Symantec has revealed yet another large-scale targeted cyber attack, this time designed primarily to steal information from chemical and defence companies.
Dubbed 'Nitro', the campaign started in late April focused on human rights NGOs, before moving onto the motor industry, according to the Symantec Nitro attacks report (PDF).
The attack moved onto the chemical industry in late July, targeting 29 companies and another 19 in sectors such as defence, although more than 100 other machines are likely to have been infected, the report said.
The attackers used the now familiar ploy of pinpointing certain members of a target organisation and sending them an email with a malicious attachment disguised as a meeting invitation or security update.
"The emails contained an attachment that was either an executable that appeared to be a text file based on the file name and icon, or a password-protected archive containing an executable file with the password provided in the email," the report noted.
"In both cases, the file was a self-extracting executable containing PoisonIvy, a common backdoor Trojan developed by a Chinese speaker."

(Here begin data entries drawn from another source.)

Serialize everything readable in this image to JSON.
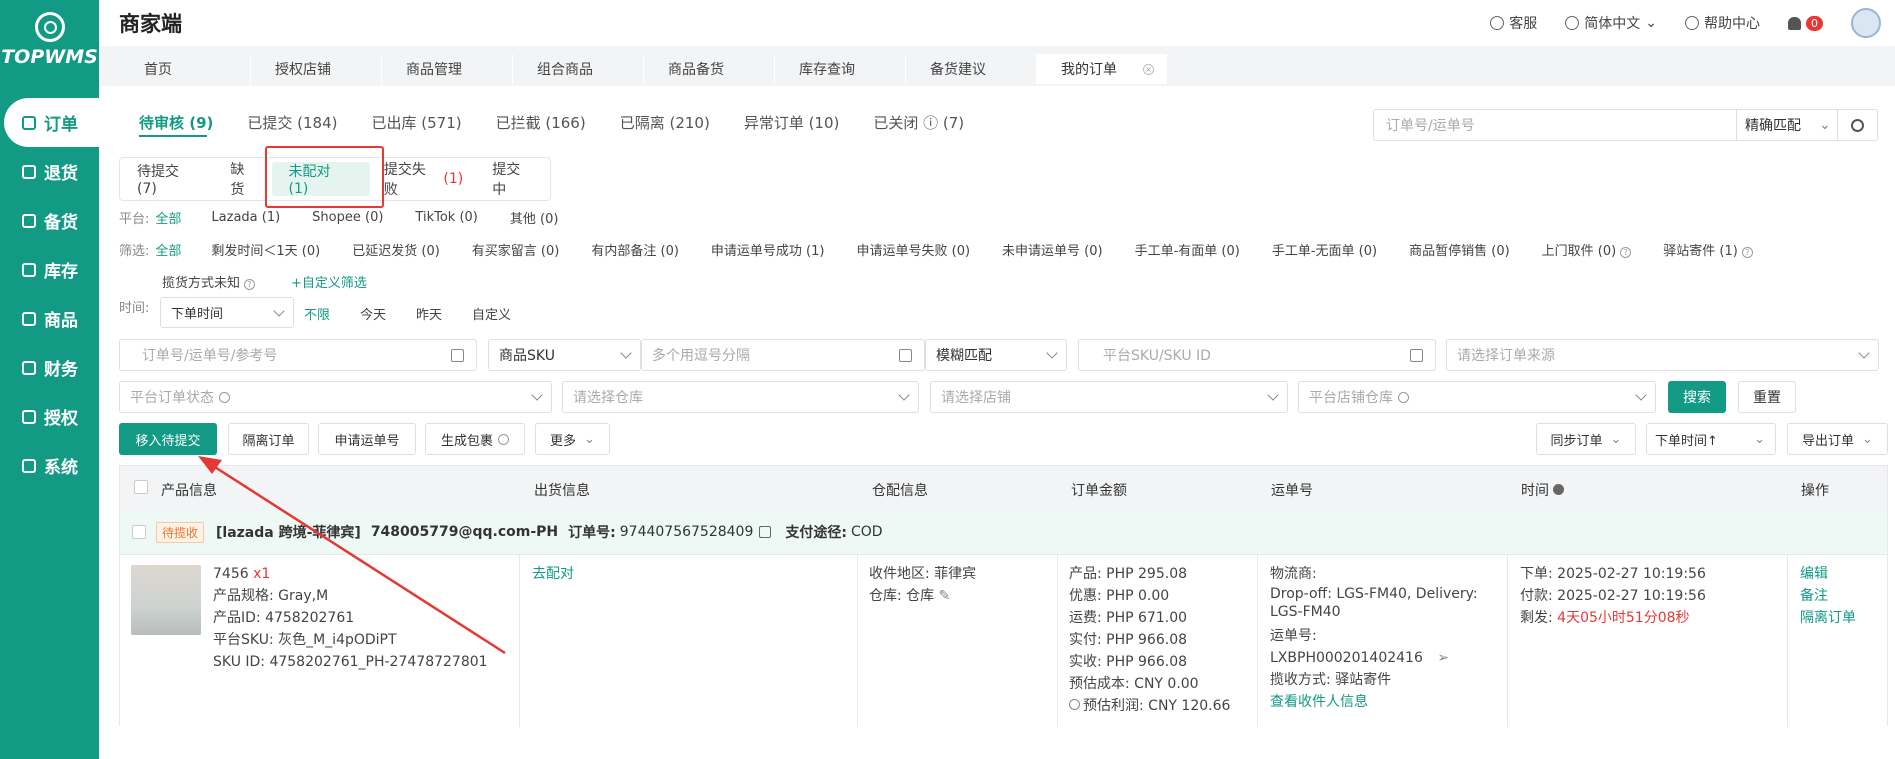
{
  "app": {
    "logo_text": "TOPWMS",
    "title": "商家端"
  },
  "top_right": {
    "service": "客服",
    "language": "简体中文",
    "help": "帮助中心",
    "notification_count": "0"
  },
  "sidebar": {
    "items": [
      {
        "label": "订单",
        "icon": "order-icon",
        "active": true
      },
      {
        "label": "退货",
        "icon": "return-icon"
      },
      {
        "label": "备货",
        "icon": "stock-icon"
      },
      {
        "label": "库存",
        "icon": "inventory-icon"
      },
      {
        "label": "商品",
        "icon": "product-icon"
      },
      {
        "label": "财务",
        "icon": "finance-icon"
      },
      {
        "label": "授权",
        "icon": "auth-icon"
      },
      {
        "label": "系统",
        "icon": "system-icon"
      }
    ]
  },
  "page_tabs": [
    "首页",
    "授权店铺",
    "商品管理",
    "组合商品",
    "商品备货",
    "库存查询",
    "备货建议",
    "我的订单"
  ],
  "status_tabs": [
    {
      "label": "待审核 (9)",
      "active": true
    },
    {
      "label": "已提交 (184)"
    },
    {
      "label": "已出库 (571)"
    },
    {
      "label": "已拦截 (166)"
    },
    {
      "label": "已隔离 (210)"
    },
    {
      "label": "异常订单 (10)"
    },
    {
      "label": "已关闭 ⓘ (7)"
    }
  ],
  "top_search": {
    "placeholder": "订单号/运单号",
    "match": "精确匹配"
  },
  "sub_tabs": [
    {
      "label": "待提交 (7)"
    },
    {
      "label": "缺货"
    },
    {
      "label": "未配对 (1)",
      "active": true
    },
    {
      "label": "提交失败",
      "count": "(1)"
    },
    {
      "label": "提交中"
    }
  ],
  "platform": {
    "label": "平台:",
    "options": [
      "全部",
      "Lazada (1)",
      "Shopee (0)",
      "TikTok (0)",
      "其他 (0)"
    ]
  },
  "filter": {
    "label": "筛选:",
    "options": [
      "全部",
      "剩发时间＜1天 (0)",
      "已延迟发货 (0)",
      "有买家留言 (0)",
      "有内部备注 (0)",
      "申请运单号成功 (1)",
      "申请运单号失败 (0)",
      "未申请运单号 (0)",
      "手工单-有面单 (0)",
      "手工单-无面单 (0)",
      "商品暂停销售 (0)",
      "上门取件 (0)",
      "驿站寄件 (1)"
    ],
    "row2": "揽货方式未知",
    "custom": "+自定义筛选"
  },
  "time": {
    "label": "时间:",
    "select": "下单时间",
    "options": [
      "不限",
      "今天",
      "昨天",
      "自定义"
    ]
  },
  "search_form": {
    "order_placeholder": "订单号/运单号/参考号",
    "sku_type": "商品SKU",
    "multi_placeholder": "多个用逗号分隔",
    "fuzzy": "模糊匹配",
    "platform_sku_placeholder": "平台SKU/SKU ID",
    "source_placeholder": "请选择订单来源",
    "platform_status_placeholder": "平台订单状态",
    "warehouse_placeholder": "请选择仓库",
    "store_placeholder": "请选择店铺",
    "platform_warehouse_placeholder": "平台店铺仓库",
    "search_btn": "搜索",
    "reset_btn": "重置"
  },
  "actions": {
    "move": "移入待提交",
    "isolate": "隔离订单",
    "apply": "申请运单号",
    "package": "生成包裹",
    "more": "更多",
    "sync": "同步订单",
    "sort": "下单时间↑",
    "export": "导出订单"
  },
  "table_headers": [
    "产品信息",
    "出货信息",
    "仓配信息",
    "订单金额",
    "运单号",
    "时间",
    "操作"
  ],
  "order": {
    "tag": "待揽收",
    "store": "[lazada 跨境-菲律宾]",
    "email": "748005779@qq.com-PH",
    "order_no_label": "订单号:",
    "order_no": "974407567528409",
    "pay_label": "支付途径:",
    "pay": "COD",
    "product": {
      "name": "7456",
      "qty": "x1",
      "spec": "产品规格: Gray,M",
      "pid": "产品ID: 4758202761",
      "psku": "平台SKU: 灰色_M_i4pODiPT",
      "skuid": "SKU ID: 4758202761_PH-27478727801"
    },
    "shipping_link": "去配对",
    "region": "收件地区: 菲律宾",
    "warehouse": "仓库: 仓库",
    "amounts": [
      "产品: PHP 295.08",
      "优惠: PHP 0.00",
      "运费: PHP 671.00",
      "实付: PHP 966.08",
      "实收: PHP 966.08",
      "预估成本: CNY 0.00",
      "预估利润: CNY 120.66"
    ],
    "logistics_label": "物流商:",
    "logistics": "Drop-off: LGS-FM40, Delivery: LGS-FM40",
    "waybill_label": "运单号:",
    "waybill": "LXBPH000201402416",
    "pickup": "揽收方式: 驿站寄件",
    "receiver_link": "查看收件人信息",
    "time_order": "下单: 2025-02-27 10:19:56",
    "time_pay": "付款: 2025-02-27 10:19:56",
    "time_left_label": "剩发:",
    "time_left": "4天05小时51分08秒",
    "ops": [
      "编辑",
      "备注",
      "隔离订单"
    ]
  }
}
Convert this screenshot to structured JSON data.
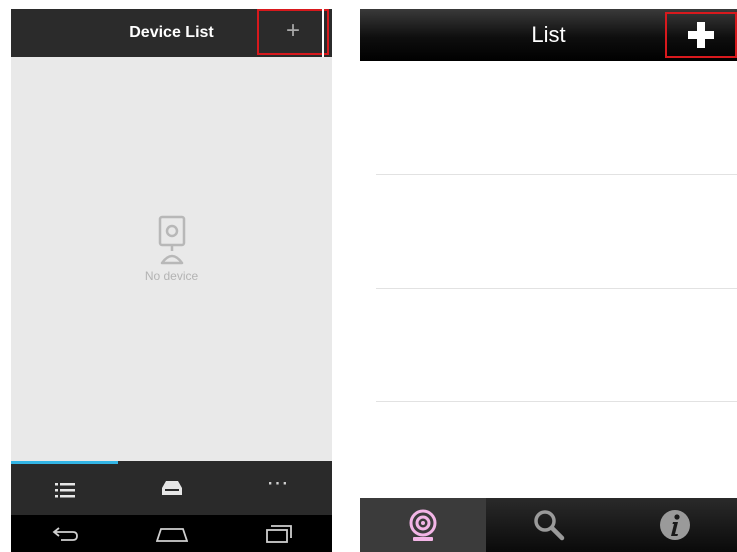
{
  "left_app": {
    "header": {
      "title": "Device List",
      "add_label": "+"
    },
    "empty_state": {
      "text": "No device"
    },
    "tabs": [
      {
        "name": "devices",
        "icon": "list-icon",
        "active": true
      },
      {
        "name": "storage",
        "icon": "tray-icon",
        "active": false
      },
      {
        "name": "more",
        "icon": "more-dots-icon",
        "label": "⋯",
        "active": false
      }
    ],
    "nav_bar": [
      "back-icon",
      "home-icon",
      "recent-apps-icon"
    ],
    "colors": {
      "header": "#2b2b2b",
      "background": "#e9e9e9",
      "active_tab": "#33b5e5",
      "highlight": "#d8191d"
    }
  },
  "right_app": {
    "header": {
      "title": "List"
    },
    "tabs": [
      {
        "name": "camera",
        "icon": "webcam-icon",
        "active": true
      },
      {
        "name": "search",
        "icon": "search-icon",
        "active": false
      },
      {
        "name": "info",
        "icon": "info-icon",
        "active": false
      }
    ],
    "colors": {
      "header": "#000000",
      "webcam": "#f2b5e6",
      "highlight": "#d8191d"
    }
  }
}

Once the infected machine was connected to the command and control server, the attackers could traverse the network, infecting additional computers in the search for the domain administrator's credentials, and from there locate the servers containing the desired intellectual property.
"While the behaviour of the attackers differs slightly in each compromise, generally, once the attackers have identified the desired intellectual property, they copy the content to archives on internal systems they use as internal staging servers," the report continued.
"This content is then uploaded to a remote site outside the compromised organisation completing the attack."
The attacks were spread geographically far and wide, but most of the infected machines were located in the US (27), Bangladesh (20) and the UK (14).
Most interestingly, Symantec traced the attacks to a virtual private server (VPS) based in the US but registered to a "20-something male" located in Heibei, China dubbed 'Covert Grove'.
The male claimed that the VPS, which cost him $32 a month to rent, was set up for legitimate purposes, but Symantec researchers found evidence which may point to the contrary.
"When prompted regarding hacking skills, Covert Grove immediately provided a contact that would perform 'hacking for hire'. Whether this contact is merely an alias or a different individual has not been determined," the researchers concluded.
The discovery comes during a year in which many similar attacks have been uncovered, including Night Dragon, Shady RAT and Lurid, all apparently designed to covertly steal intellectual property from a range of organisations.